Film: Jefferson Pinder
Jefferson Pinder sees his art as a form of sampling, mixing, and remixing his own experience and that of others. Drawing on hip hop culture and his interest in African American identity, Pinder is emerging as a video and film artist of great talent. The videos exhibited in “RECOGNIZE!” are Car Wash Meditations, with its references to cleansing living and mechanical bodies; Mule, in which Pinder literally drags the weight of his own struggles; and Invisible Man, a reference to the protagonist in Ralph Ellison’s great novel. Each features Pinder dressed in a suit (his “work clothes”) and each may be read as a self-portrait. And yet in each work, Pinder also stands aside, allowing the self to project a larger meaning: “I tap into the well of the public subconscious, seeking to find poetry in the everyday—the mundane.”

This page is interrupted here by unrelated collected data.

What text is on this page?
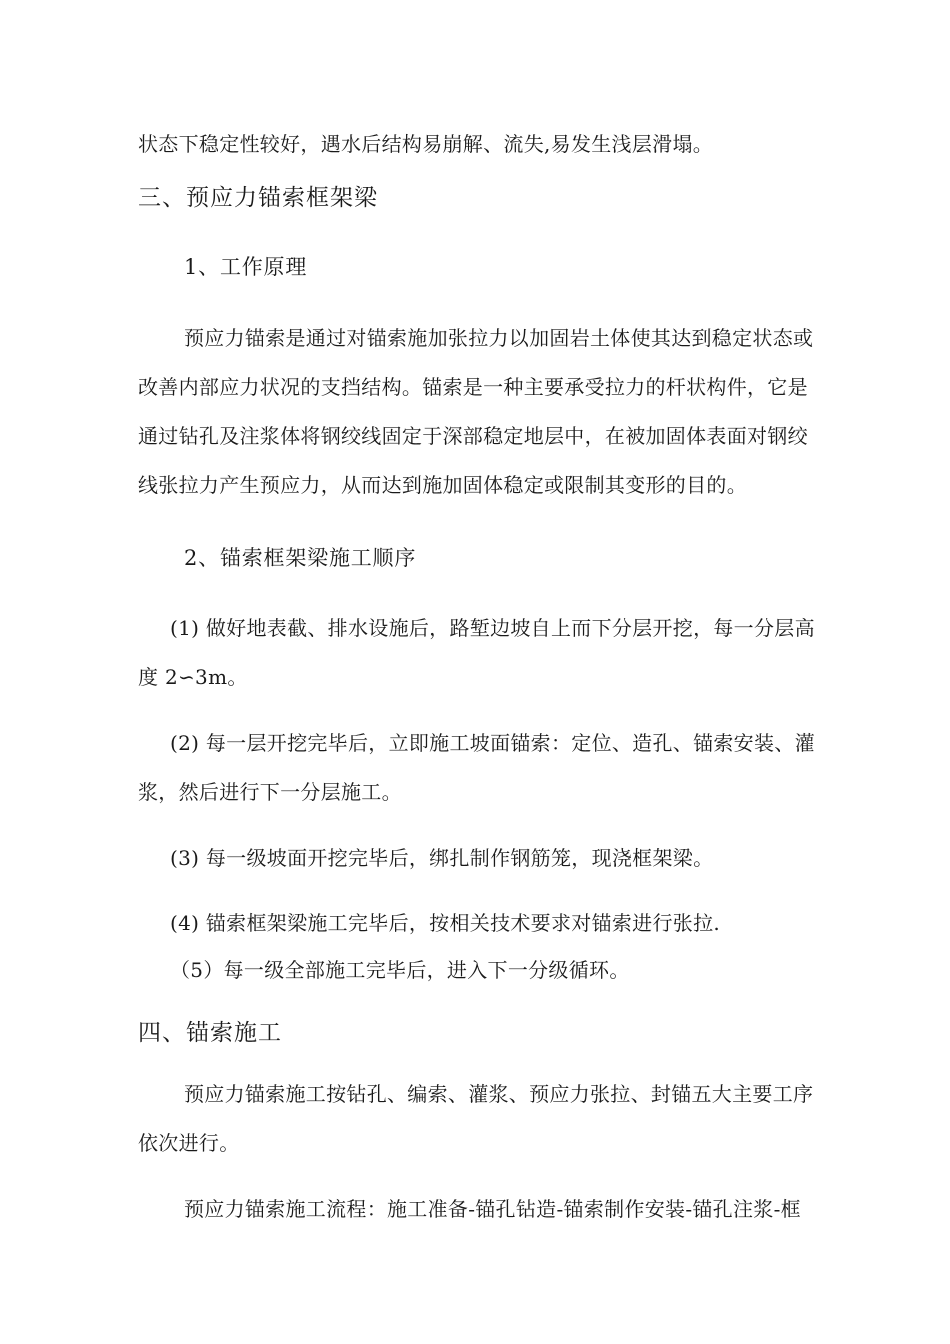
状态下稳定性较好，遇水后结构易崩解、流失,易发生浅层滑塌。
三、预应力锚索框架梁
1、工作原理
预应力锚索是通过对锚索施加张拉力以加固岩土体使其达到稳定状态或
改善内部应力状况的支挡结构。锚索是一种主要承受拉力的杆状构件，它是
通过钻孔及注浆体将钢绞线固定于深部稳定地层中，在被加固体表面对钢绞
线张拉力产生预应力，从而达到施加固体稳定或限制其变形的目的。
2、锚索框架梁施工顺序
(1) 做好地表截、排水设施后，路堑边坡自上而下分层开挖，每一分层高
度 2∽3m。
(2) 每一层开挖完毕后，立即施工坡面锚索：定位、造孔、锚索安装、灌
浆，然后进行下一分层施工。
(3) 每一级坡面开挖完毕后，绑扎制作钢筋笼，现浇框架梁。
(4) 锚索框架梁施工完毕后，按相关技术要求对锚索进行张拉.
（5）每一级全部施工完毕后，进入下一分级循环。
四、锚索施工
预应力锚索施工按钻孔、编索、灌浆、预应力张拉、封锚五大主要工序
依次进行。
预应力锚索施工流程：施工准备-锚孔钻造-锚索制作安装-锚孔注浆-框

Arist's Statement: Jefferson Pinder
Few things are more persuasive than the moving image. As a product of the old MTV generation, I witnessed, firsthand, a video revolution that changed the way people looked at culture. In an age where activism happens less on the street and more in the mind, I seek to create work that converses with the audience in a format that is reflective of the media with which they are familiar—video and film. My work explores the familiar. In short, moving pieces, I tap into the well of the public subconscious, seeking to find poetry in the everyday—the mundane. My quiet activism dwells in a place that is free for the taking (if you are looking for it).
I explore interests that not only relate to identity but also tie into a larger fiber of the human condition. My music videos exalt the soundtracks of life, as all of my work is a metaphor for my cultural journey. These thinly layered video pieces speak less of technology and more of the dynamic representation of a human experience. Inspired
by past generations of artists, my work seeks to bridge a connection between what has come before and what lies ahead. I offer little direction. (That is in keeping with my generation.) Rather, I find interest in creating work that documents dynamic details of this ever-changing cultural landscape.